Interpretability of learned models [1, 2, 3, 4, 5, 6, 7]: Learned models are often extremely large and complex; if a learning method can produce models whose internal workings can be inspected and interpreted, or if we can develop tools to visualize or analyze the internal workings of a learned model, we might be able to better understand how models work, which changes to inputs would result in changed outputs, how the model’s decision depends on its training and data, and why we should or should not trust the model to perform well. An orthogonal type of interpretability is interpretability of the training process itself, where visualizations and other tools can help us understand how the training method works and when it will be reliable (see e.g. this article on momentum). Both types of interpretability seem to offer some access to the reasons that an AI system makes one decision or another, potentially revealing problems that would be difficult to uncover through testing.
In terms of its application to alignment, interpretability could help us to understand how AI systems work and how they may fail, misbehave, or otherwise not meet our expectations; for example, our understanding is that work on interpretability played a key role in the discovery of adversarial examples.
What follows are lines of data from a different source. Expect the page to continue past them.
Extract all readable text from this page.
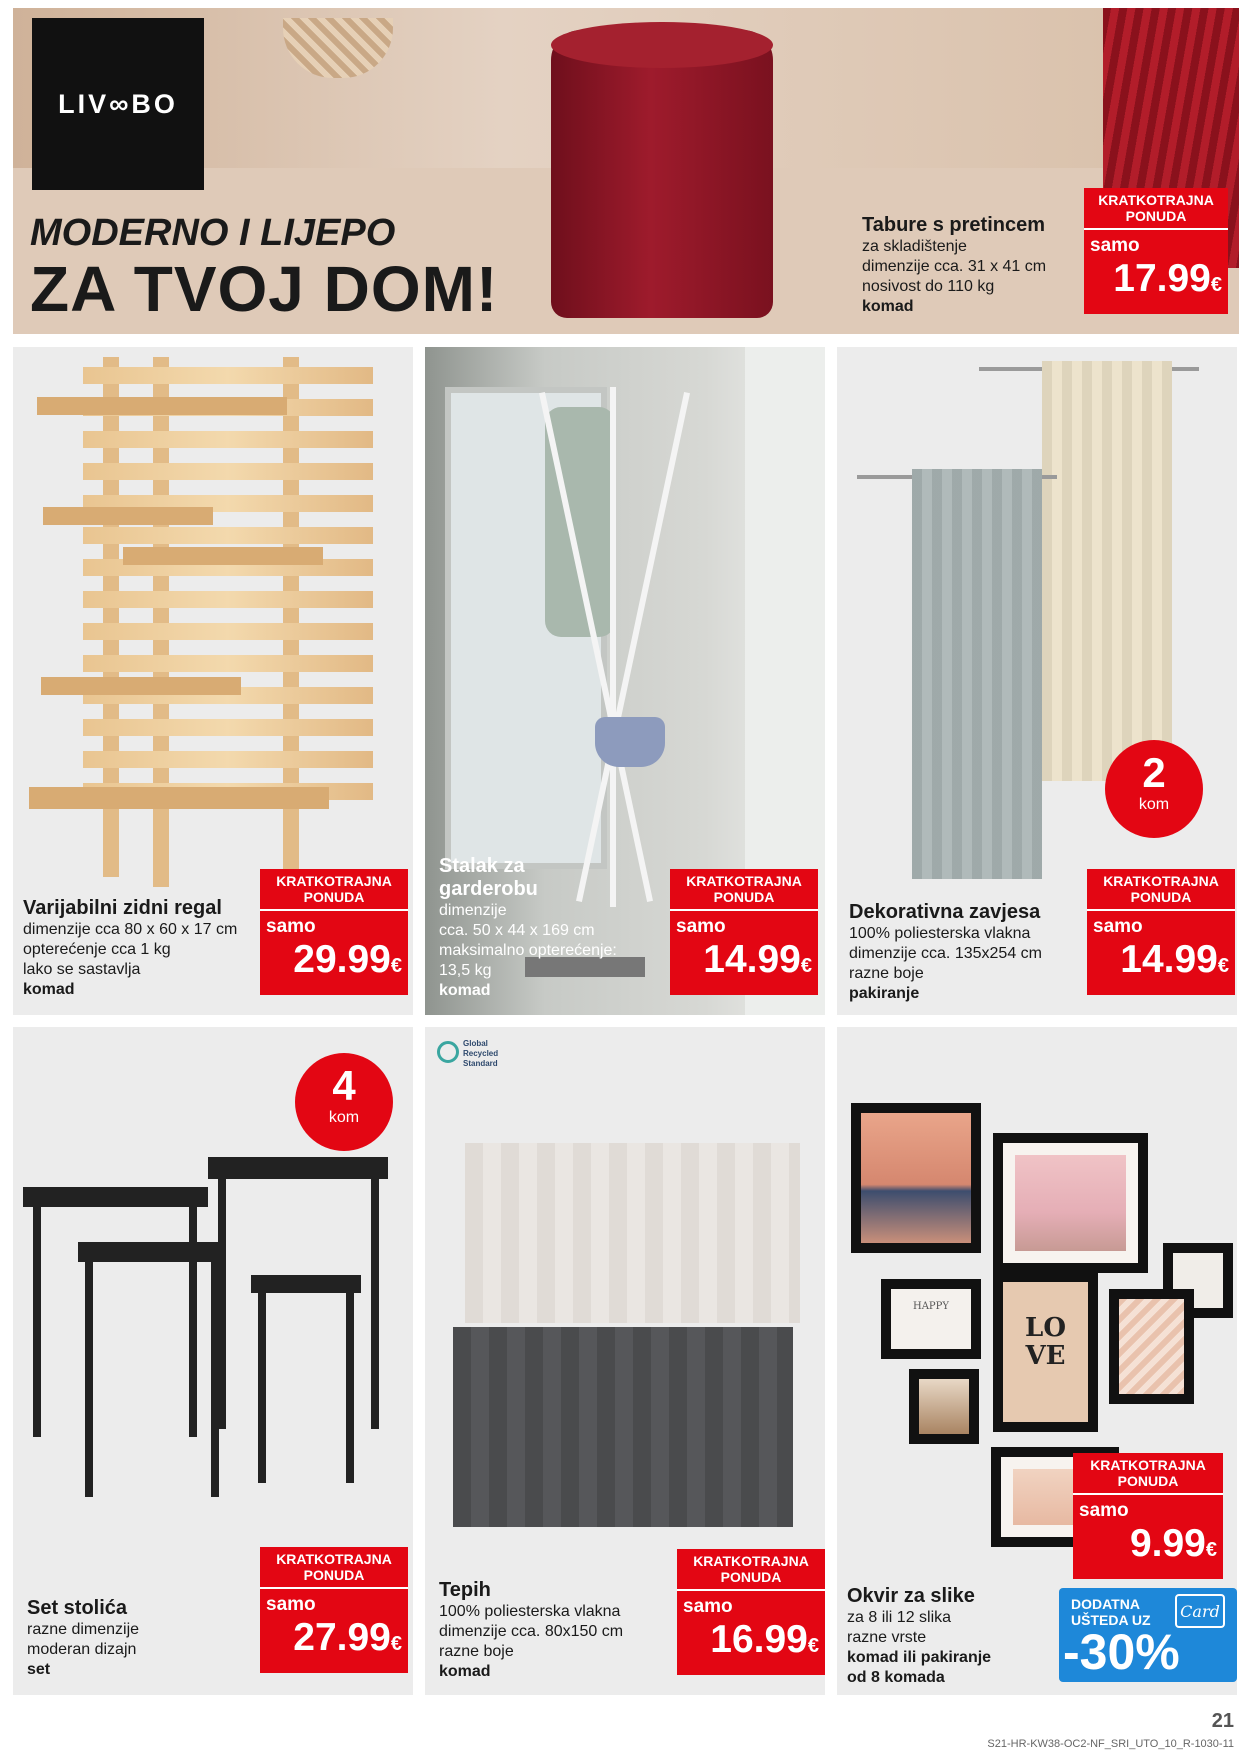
LIV∞BO
MODERNO I LIJEPO
ZA TVOJ DOM!
Tabure s pretincem
za skladištenje
dimenzije cca. 31 x 41 cm
nosivost do 110 kg
komad
KRATKOTRAJNA PONUDA
samo
17.99€
Varijabilni zidni regal
dimenzije cca 80 x 60 x 17 cm
opterećenje cca 1 kg
lako se sastavlja
komad
KRATKOTRAJNA PONUDA
samo
29.99€
Stalak za garderobu
dimenzije
cca. 50 x 44 x 169 cm
maksimalno opterećenje:
13,5 kg
komad
KRATKOTRAJNA PONUDA
samo
14.99€
2
kom
Dekorativna zavjesa
100% poliesterska vlakna
dimenzije cca. 135x254 cm
razne boje
pakiranje
KRATKOTRAJNA PONUDA
samo
14.99€
4
kom
Set stolića
razne dimenzije
moderan dizajn
set
KRATKOTRAJNA PONUDA
samo
27.99€
Global Recycled Standard
Tepih
100% poliesterska vlakna
dimenzije cca. 80x150 cm
razne boje
komad
KRATKOTRAJNA PONUDA
samo
16.99€
HAPPY
LO
VE
Okvir za slike
za 8 ili 12 slika
razne vrste
komad ili pakiranje
od 8 komada
KRATKOTRAJNA PONUDA
samo
9.99€
DODATNA
UŠTEDA UZ	Card
-30%
21
S21-HR-KW38-OC2-NF_SRI_UTO_10_R-1030-11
The ability to interpret a system’s decision-making process may also help significantly with validation or supervision; for example, if a learned reward function is interpretable, we may be able to tell whether or not it will motivate desirable behavior, and a human supervisor may be able to better supervise an interpretable agent by inspecting its decision-making process. Finding new methods to train interpretable AI systems or to interpret trained models, especially methods that will scale to very complex and capable models, seems like a promising topic for AI alignment research.